Wanneer wij dit vluchtige overzicht samenvatten, zien wij
hieruit, dat het probleem der samenwerking er niet was, of bever,
dat het werd opgelost door het bloote oog, toen de infanterie en
de artillerie elkaar zagen, toen zij samen zagen het doel, dat door
beider actie moest worden bereikt. Dat het probleem ontstond,
toen deze factoren verloren gingen, en dat derhalve de oplossing
gelegen is in het opnieuw scheppen van de factoren, die vroeger
aanwezig waren, of althans te trachten deze zoo dicht mogelijk
te benaderen.
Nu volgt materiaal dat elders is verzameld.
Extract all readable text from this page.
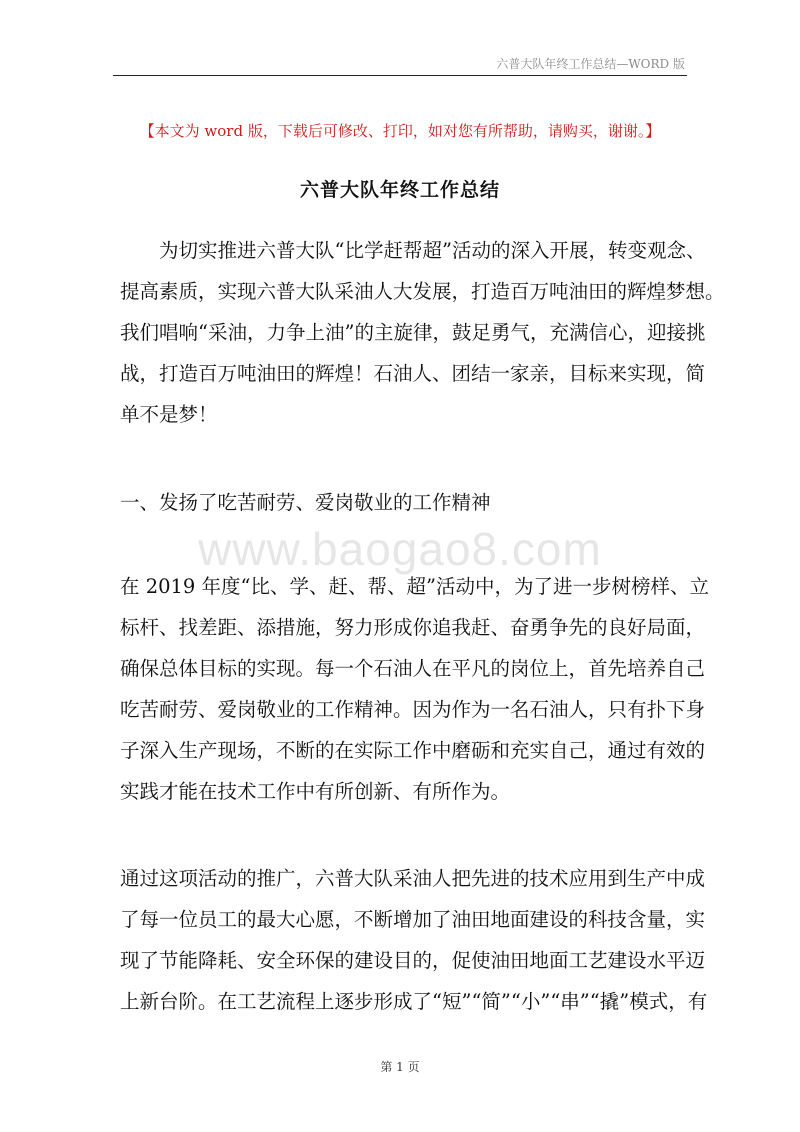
六普大队年终工作总结—WORD 版
【本文为 word 版，下载后可修改、打印，如对您有所帮助，请购买，谢谢。】
六普大队年终工作总结
为切实推进六普大队“比学赶帮超”活动的深入开展，转变观念、
提高素质，实现六普大队采油人大发展，打造百万吨油田的辉煌梦想。
我们唱响“采油，力争上油”的主旋律，鼓足勇气，充满信心，迎接挑
战，打造百万吨油田的辉煌！石油人、团结一家亲，目标来实现，简
单不是梦！
一、发扬了吃苦耐劳、爱岗敬业的工作精神
www.baogao8.com
在 2019 年度“比、学、赶、帮、超”活动中，为了进一步树榜样、立
标杆、找差距、添措施，努力形成你追我赶、奋勇争先的良好局面，
确保总体目标的实现。每一个石油人在平凡的岗位上，首先培养自己
吃苦耐劳、爱岗敬业的工作精神。因为作为一名石油人，只有扑下身
子深入生产现场，不断的在实际工作中磨砺和充实自己，通过有效的
实践才能在技术工作中有所创新、有所作为。
通过这项活动的推广，六普大队采油人把先进的技术应用到生产中成
了每一位员工的最大心愿，不断增加了油田地面建设的科技含量，实
现了节能降耗、安全环保的建设目的，促使油田地面工艺建设水平迈
上新台阶。在工艺流程上逐步形成了“短”“简”“小”“串”“撬”模式，有
第 1 页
Elkaar ziende maken en ziende gemaakt willen
worden, ziedaar de kern van het vraagstuk, opdat de artillerie in
staat zij dat te doen, wat altijd van haar gevraagd is geworden n.l.
de infanterie te steunen en te helpen en daartoe:
a. haar projectielen te brengen op de juiste plaats n.l- daar waar
de infanterie die behoeft;
b. haar projectielen te brengen op den juisten tijd n.l. wanneer
de infanterie die behoeft en van het vuur kan profiteeren;
„Une seule batterie, tirant la oü il faut et quand il faut, vaut
mieux que trois batteries tirant n'importe quand et n'importe
oü."
c. ze bovendien te brengen in de juiste hoeveelheid, opdat de
infanterie eenerzijds haar gevechtsdoel kan bereiken en
anderzijds worde voorkomen, dat de artillerie in een later
stadium door munitiegebrek niet meer in staat is den gevraag-
den verderen steun te verleenen.
Om deze drie punten, neergelegd in het in het hoofd van dit
artikel aangehaalde punt 46 van het A.T.V. II, draait het geheele
gebruik der artillerie ten bate van de infanterie, zoo nu als vroeger.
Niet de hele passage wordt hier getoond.